Niente condanna al medico curante non messo in grado di effettuare una diagnosi adeguata

Nel caso di specie, il Tribunale aveva ampiamente motivato e concluso che, all'atto della visita, il medico non aveva potuto avere contezza né della febbre, né di problemi respiratori o urinari della paziente, ma solo dei dolori lombari.


Pertanto, a giudizio del primo giudice, l'imputato non era stato in condizione di poter effettuare una diagnosi differenziale adeguata e prendere atto della possibile insorgenza di un'infezione batterica. E comunque, una volta appreso del progressivo decadimento delle condizioni generali della paziente, il medico di base aveva tempestivamente prescritto il ricovero ospedaliero della stessa, avvenuto poi solo il giorno dopo per ragioni non certamente imputabili al prevenuto.

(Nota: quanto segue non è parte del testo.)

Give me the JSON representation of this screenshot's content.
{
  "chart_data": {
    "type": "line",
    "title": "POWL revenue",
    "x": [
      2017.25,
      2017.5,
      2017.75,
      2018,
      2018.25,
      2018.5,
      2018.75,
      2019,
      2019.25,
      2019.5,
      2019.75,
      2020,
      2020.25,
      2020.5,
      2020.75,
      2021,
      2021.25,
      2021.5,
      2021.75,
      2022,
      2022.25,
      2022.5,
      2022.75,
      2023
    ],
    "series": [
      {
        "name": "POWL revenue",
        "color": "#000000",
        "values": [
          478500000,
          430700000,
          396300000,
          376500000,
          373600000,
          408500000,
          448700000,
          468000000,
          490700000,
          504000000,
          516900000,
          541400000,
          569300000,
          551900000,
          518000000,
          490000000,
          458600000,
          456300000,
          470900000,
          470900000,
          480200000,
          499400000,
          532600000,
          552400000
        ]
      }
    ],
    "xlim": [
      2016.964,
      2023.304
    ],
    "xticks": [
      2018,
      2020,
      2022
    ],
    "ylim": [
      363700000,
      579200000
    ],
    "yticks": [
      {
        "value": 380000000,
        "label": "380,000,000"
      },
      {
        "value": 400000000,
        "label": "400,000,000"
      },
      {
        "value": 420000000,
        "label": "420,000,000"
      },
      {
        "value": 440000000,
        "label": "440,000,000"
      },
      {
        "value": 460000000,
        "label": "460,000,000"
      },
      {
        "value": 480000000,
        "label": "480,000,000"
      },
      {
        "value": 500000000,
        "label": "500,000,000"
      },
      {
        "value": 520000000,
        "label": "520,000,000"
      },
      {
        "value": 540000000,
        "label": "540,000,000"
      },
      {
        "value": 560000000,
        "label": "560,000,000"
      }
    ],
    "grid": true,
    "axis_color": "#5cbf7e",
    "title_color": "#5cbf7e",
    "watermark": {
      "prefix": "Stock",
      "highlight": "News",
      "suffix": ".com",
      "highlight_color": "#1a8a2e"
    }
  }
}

La sentenza appellata, secondo la Cassazione, ha ribaltato il giudizio motivando in maniera carente e apodittica, muovendo all'imputato un addebito omissivo senza spiega sulla base di quali elementi, secondo una corretta valutazione ex ante (e non ex post), il medico avrebbe dovuto avere contezza, all'atto della visita, della (possibile) infezione batterica in atto nella paziente, non riscontrata neanche dai sanitari della clinica ove la persona offesa era stata pochi giorni dopo ricoverata.


Sul punto, invece, ha adeguatamente e approfonditamente motivato la sentenza del Tribunale che ha spiegato, con dovizia di argomenti, supportati da dati probatori specificamente indicati, che il medico curante, sulla base degli elementi acquisiti durante la visita della paziente, non era stato posto nella condizione di svolgere una diagnosi differenziale.


In definitiva, la Corte distrettuale non ha adempiuto all'onere di confutare specificamente gli argomenti della prima sentenza, non avendo dato adeguatamente conto delle ragioni di relativa incompletezza o incoerenza di quel decisum, tali da giustificarne la riforma in condanna (sia pure ai soli effetti civili).


Non essendo stata accertata la responsabilità del medico "al di là di ogni ragionevole dubbio", la sentenza va dunque annullata agli effetti civili, con rinvio al giudice civile competente per valore in grado d'appello.